Can machines have goals? This simple question has triggered great controversy, because different people take it to mean different things, often related to thorny topics such as whether machines can be conscious and whether they can have feelings. But if we’re more practical and simply take the question to mean “Can machines exhibit goal-oriented behavior?,” then the answer is obvious: “Of course they can, since we can design them that way!” We design mousetraps to have the goal of catching mice, dishwashers with the goal of cleaning dishes, and clocks with the goal of keeping time. When you confront a machine, the empirical fact that it’s exhibiting goal-oriented behavior is usually all you care about: if you’re chased by a heat-seeking missile, you don’t really care whether it has consciousness or feelings! If you still feel uncomfortable saying that the missile has a goal even if it isn’t conscious, you can for now simply read “purpose” when I write “goal”—we’ll tackle consciousness in the next chapter.

So far, most of what we build exhibits only goal-oriented design, not goal-oriented behavior: a highway doesn’t behave; it merely sits there. However, the most economical explanation for its existence is that it was designed to accomplish a goal, so even such passive technology is making our Universe more goal-oriented. Teleology is the explanation of things in terms of their purposes rather than their causes, so we can summarize the first part of this chapter by saying that our Universe keeps getting more teleological.

Not only can non-living matter have goals, at least in this weak sense, but it increasingly does . If you’d been observing Earth’s atoms since our planet formed, you’d have noticed three stages of goal-oriented behavior:

1. All matter seemed focused on dissipation (entropy increase).

2. Some of the matter came alive and instead focused on replication and subgoals of that.

3. A rapidly growing fraction of matter was rearranged by living organisms to help accomplish their goals.

Table 7.1 shows how dominant humanity has become from the physics perspective: not only do we now contain more matter than all other mammals except cows (which are so numerous because they serve our goals of consuming beef and dairy products), but the matter in our machines, roads, buildings and other engineering projects appears on track to soon overtake all living matter on Earth. In other words, even without an intelligence explosion, most matter on Earth that exhibits goal-oriented properties may soon be designed rather than evolved. Goal-Oriented Entities Billions of Tons5 × 10 30bacteria 400 Plants 400 10 15mesophelagic fish 10 1.3 × 10 9cows 0.5 7 × 10 9humans 0.4 10 14ants 0.3 1.7 × 10 6whales 0.0005 Concrete 100 Steel 20 Asphalt 15 1.2 × 10 9cars 2

Table 7.1: Approximate amounts of matter on Earth in entities that are evolved or designed for a goal. Engineered entities such as buildings, roads and cars appear on track to overtake evolved entities such as plants and animals.

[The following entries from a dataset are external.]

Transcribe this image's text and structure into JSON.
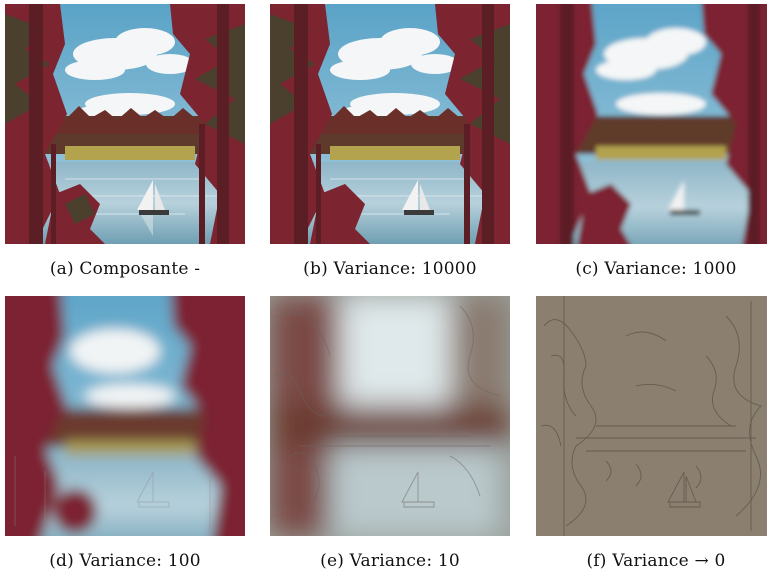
{
  "figure": {
    "panels": [
      {
        "caption": "(a) Composante -",
        "variant": "sharp"
      },
      {
        "caption": "(b) Variance: 10000",
        "variant": "sharp"
      },
      {
        "caption": "(c) Variance: 1000",
        "variant": "soft"
      },
      {
        "caption": "(d) Variance: 100",
        "variant": "blur"
      },
      {
        "caption": "(e) Variance: 10",
        "variant": "heavy"
      },
      {
        "caption": "(f) Variance → 0",
        "variant": "edges"
      }
    ]
  }
}
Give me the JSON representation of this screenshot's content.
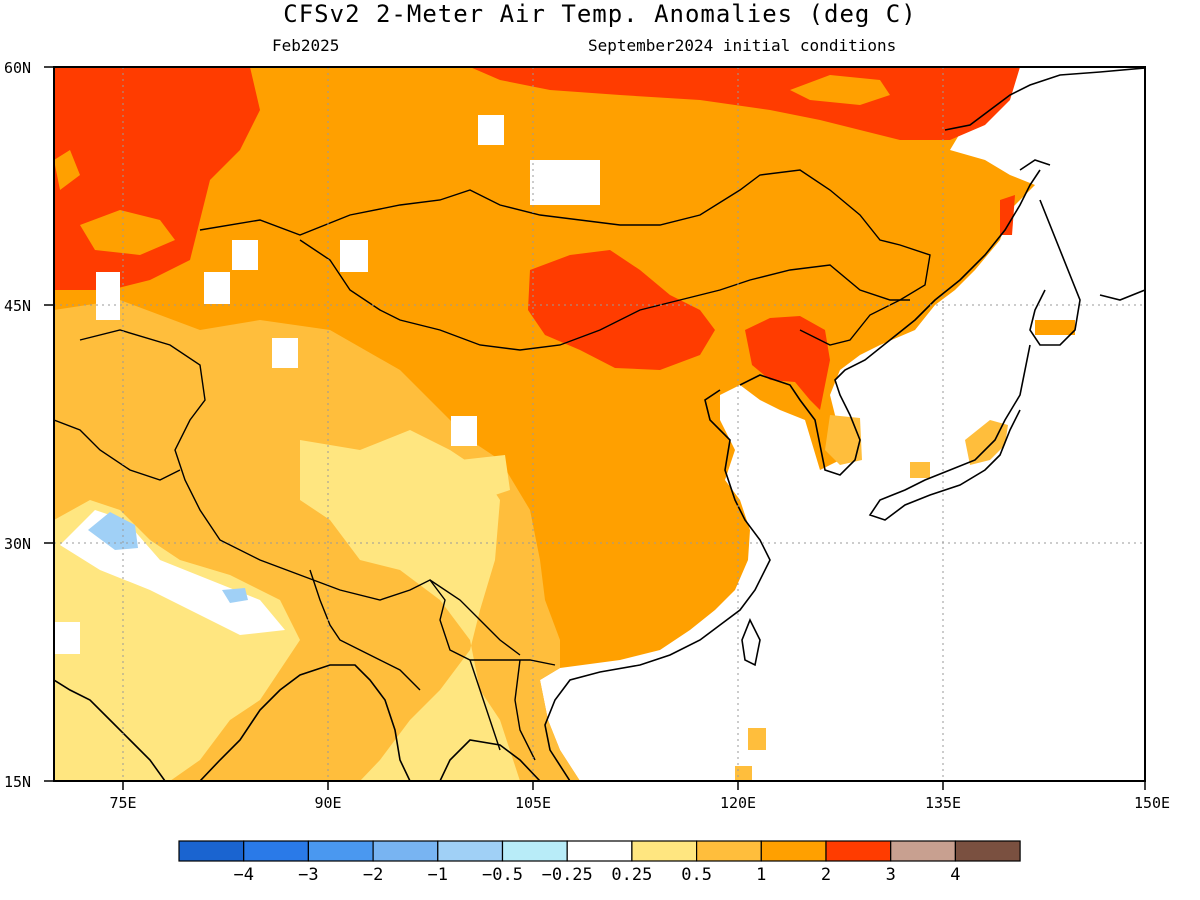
{
  "title": "CFSv2 2-Meter Air Temp. Anomalies (deg C)",
  "left_subtitle": "Feb2025",
  "right_subtitle": "September2024 initial conditions",
  "lat_labels": [
    "60N",
    "45N",
    "30N",
    "15N"
  ],
  "lon_labels": [
    "75E",
    "90E",
    "105E",
    "120E",
    "135E",
    "150E"
  ],
  "colorbar": {
    "colors": [
      "#1a64d0",
      "#2a7ae8",
      "#4a98f0",
      "#78b4f2",
      "#a0d0f6",
      "#b8ecf8",
      "#ffffff",
      "#ffe680",
      "#ffbe3c",
      "#ffa000",
      "#ff3c00",
      "#c8a090",
      "#7a5040"
    ],
    "labels": [
      "-4",
      "-3",
      "-2",
      "-1",
      "-0.5",
      "-0.25",
      "0.25",
      "0.5",
      "1",
      "2",
      "3",
      "4"
    ]
  },
  "map": {
    "lon_range": [
      70,
      150
    ],
    "lat_range": [
      15,
      60
    ],
    "land_color": "#ffa000",
    "ocean_color": "#ffffff"
  }
}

This new third kind of goal-oriented behavior has the potential to be much more diverse than what preceded it: whereas evolved entities all have the same ultimate goal (replication), designed entities can have virtually any ultimate goal, even opposite ones. Stoves try to heat food while refrigerators try to cool food. Generators try to convert motion into electricity while motors try to convert electricity into motion. Standard chess programs try to win at chess, but there are also ones competing in tournaments with the goal of losing at chess.

There’s a historical trend for designed entities to get goals that are not only more diverse, but also more complex: our devices are getting smarter. We engineered our earliest machines and other artifacts to have quite simple goals, for example houses that aimed to keep us warm, dry and safe. We’ve gradually learned to build machines with more complex goals, such as robotic vacuum cleaners, self-flying rockets and self-driving cars. Recent AI progress has given us systems such as Deep Blue, Watson and AlphaGo, whose goals of winning at chess, winning at quiz shows and winning at Go are so elaborate that it takes significant human mastery to properly appreciate how skilled they are.